The Aesthetic of Opulence in Early Cinema’s Costume and Fashion Films
Join us when Marketa Uhlirova, Co-founder and Director of the Fashion in Film Festival and a Senior Research Fellow at Central Saint Martins, University of the Arts London, will talk about early costume film from the mid-1890s to later fashion films and get the chance to see a unique screening of the early films.

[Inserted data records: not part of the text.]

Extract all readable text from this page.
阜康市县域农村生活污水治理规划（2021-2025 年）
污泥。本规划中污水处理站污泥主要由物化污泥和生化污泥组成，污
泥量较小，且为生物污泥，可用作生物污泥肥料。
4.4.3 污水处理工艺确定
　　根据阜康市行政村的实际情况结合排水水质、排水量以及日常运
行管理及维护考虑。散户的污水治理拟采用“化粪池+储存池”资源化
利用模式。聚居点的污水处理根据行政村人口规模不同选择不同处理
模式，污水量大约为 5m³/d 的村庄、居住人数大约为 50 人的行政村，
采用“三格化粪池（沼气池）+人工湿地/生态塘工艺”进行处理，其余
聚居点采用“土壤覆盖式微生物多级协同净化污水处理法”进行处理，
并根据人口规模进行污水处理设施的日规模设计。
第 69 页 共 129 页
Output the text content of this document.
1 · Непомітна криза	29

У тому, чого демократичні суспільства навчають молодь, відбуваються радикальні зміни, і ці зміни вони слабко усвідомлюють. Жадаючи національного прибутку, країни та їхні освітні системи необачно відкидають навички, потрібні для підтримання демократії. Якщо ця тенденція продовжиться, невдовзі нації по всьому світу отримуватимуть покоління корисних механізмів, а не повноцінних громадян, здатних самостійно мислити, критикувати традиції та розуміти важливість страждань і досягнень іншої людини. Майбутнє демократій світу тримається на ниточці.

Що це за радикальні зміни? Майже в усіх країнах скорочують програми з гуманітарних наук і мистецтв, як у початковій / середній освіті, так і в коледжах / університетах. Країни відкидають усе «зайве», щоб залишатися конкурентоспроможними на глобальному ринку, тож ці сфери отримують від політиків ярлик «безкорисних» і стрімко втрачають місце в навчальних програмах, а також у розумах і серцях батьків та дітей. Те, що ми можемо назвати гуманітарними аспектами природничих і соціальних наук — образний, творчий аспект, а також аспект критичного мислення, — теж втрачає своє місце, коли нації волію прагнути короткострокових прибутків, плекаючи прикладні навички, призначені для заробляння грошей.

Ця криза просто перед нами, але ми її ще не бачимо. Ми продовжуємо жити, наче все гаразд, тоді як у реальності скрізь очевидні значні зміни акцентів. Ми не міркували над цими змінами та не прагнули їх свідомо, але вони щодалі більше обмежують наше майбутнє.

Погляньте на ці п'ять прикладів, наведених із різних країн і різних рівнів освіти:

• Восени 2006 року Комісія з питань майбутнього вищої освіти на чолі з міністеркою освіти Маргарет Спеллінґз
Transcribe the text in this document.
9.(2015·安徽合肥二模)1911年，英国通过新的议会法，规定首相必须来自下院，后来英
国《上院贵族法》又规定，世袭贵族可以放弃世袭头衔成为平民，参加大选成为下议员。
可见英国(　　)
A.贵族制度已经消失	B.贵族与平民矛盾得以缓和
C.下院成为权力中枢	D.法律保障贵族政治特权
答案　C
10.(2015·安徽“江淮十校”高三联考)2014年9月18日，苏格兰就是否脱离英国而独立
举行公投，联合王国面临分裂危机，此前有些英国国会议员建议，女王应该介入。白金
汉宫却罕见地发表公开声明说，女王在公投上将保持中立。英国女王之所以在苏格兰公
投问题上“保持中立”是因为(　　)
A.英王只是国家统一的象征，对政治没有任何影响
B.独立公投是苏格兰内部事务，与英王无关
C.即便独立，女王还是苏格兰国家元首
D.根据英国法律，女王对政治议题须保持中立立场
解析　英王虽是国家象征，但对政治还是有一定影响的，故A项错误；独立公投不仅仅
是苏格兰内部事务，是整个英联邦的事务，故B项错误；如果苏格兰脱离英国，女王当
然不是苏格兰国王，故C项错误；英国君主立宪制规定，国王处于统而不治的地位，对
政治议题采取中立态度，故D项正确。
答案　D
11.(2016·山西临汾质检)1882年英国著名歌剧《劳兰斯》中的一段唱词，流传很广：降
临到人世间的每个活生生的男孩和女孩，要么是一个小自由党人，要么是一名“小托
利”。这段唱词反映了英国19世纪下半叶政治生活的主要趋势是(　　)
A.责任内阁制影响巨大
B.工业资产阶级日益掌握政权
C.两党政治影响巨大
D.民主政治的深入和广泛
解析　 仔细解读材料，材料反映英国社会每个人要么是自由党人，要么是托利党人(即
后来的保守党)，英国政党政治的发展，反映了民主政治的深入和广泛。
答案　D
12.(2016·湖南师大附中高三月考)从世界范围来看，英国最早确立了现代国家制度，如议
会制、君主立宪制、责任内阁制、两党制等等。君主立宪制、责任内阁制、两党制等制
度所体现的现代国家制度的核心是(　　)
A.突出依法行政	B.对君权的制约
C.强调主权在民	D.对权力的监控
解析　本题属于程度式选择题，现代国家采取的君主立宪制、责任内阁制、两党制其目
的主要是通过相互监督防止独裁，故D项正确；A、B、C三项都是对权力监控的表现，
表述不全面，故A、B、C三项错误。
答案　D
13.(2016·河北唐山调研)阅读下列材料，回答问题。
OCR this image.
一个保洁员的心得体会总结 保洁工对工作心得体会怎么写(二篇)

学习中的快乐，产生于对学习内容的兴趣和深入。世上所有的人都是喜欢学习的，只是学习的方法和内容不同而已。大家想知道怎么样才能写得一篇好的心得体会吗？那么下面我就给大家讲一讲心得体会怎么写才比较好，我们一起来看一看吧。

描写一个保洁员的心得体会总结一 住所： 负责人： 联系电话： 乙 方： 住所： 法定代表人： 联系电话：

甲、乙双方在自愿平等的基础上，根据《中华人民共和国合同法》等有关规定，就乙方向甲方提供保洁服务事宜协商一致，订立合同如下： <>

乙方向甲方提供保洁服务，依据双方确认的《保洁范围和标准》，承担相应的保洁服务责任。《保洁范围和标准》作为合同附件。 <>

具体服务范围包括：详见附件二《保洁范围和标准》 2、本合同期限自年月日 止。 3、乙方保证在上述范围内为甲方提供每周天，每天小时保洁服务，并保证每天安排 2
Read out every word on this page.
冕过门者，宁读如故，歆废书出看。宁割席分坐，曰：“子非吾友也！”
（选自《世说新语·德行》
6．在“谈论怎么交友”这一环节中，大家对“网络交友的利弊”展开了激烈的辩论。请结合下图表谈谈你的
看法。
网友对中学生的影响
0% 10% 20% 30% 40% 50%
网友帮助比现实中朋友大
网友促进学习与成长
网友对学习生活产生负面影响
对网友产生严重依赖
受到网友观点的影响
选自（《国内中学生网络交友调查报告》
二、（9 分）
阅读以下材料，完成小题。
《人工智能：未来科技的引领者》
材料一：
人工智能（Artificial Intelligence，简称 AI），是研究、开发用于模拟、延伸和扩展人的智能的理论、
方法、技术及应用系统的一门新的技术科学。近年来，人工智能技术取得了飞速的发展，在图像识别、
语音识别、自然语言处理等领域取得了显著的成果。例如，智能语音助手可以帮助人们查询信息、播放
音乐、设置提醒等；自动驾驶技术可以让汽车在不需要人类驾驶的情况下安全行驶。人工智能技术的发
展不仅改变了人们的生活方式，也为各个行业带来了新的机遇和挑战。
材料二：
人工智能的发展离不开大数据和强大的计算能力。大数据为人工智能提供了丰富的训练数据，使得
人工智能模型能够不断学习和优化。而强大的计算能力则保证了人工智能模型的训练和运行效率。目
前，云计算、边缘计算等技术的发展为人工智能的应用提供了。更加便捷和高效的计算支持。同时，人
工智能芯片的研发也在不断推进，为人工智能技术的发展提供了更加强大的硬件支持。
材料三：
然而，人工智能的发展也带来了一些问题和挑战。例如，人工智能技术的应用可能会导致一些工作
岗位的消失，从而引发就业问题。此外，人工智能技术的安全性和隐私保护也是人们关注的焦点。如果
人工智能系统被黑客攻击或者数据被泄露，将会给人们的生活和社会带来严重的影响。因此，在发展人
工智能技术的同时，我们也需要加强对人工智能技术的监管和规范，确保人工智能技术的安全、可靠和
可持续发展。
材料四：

Focusing on issues of colour, metamorphosis, staging, perception and visual abundance, this film talk will simultaneously connect and set apart early cinema’s ‘costume spectacles’ (produced between mid-1890s and 1910) and later ‘fashion films’, as they began to be regularly distributed by companies like Pathé Frères and Gaumont in the following two decades. Taking Ivo Osolsobě’s term ‘aesthetic of opulence’ as a starting point for considering these early films displaying dress, the talk will highlight the shifts that took place between discourses of the marvelous and fantastic on the one hand, and the natural and authentic on the other.
Danse du papillon, France, 1900. Dir. Alice Guy-Blaché, Gaumont. Hand-coloured.
The Pillar of Fire (La Danse du feu), France, 1899. Dir. Georges Méliès, Star Films. Hand-coloured.
The Red Spectre (Le Spectre rouge), France, 1907. Dir. Segundo de Chomón, Pathé Frères. Stencil-coloured.
The Troubadour (Le Troubadour), France, 1906. Dir. Segundo de Chomón, Pathé Frères. Stencil-coloured.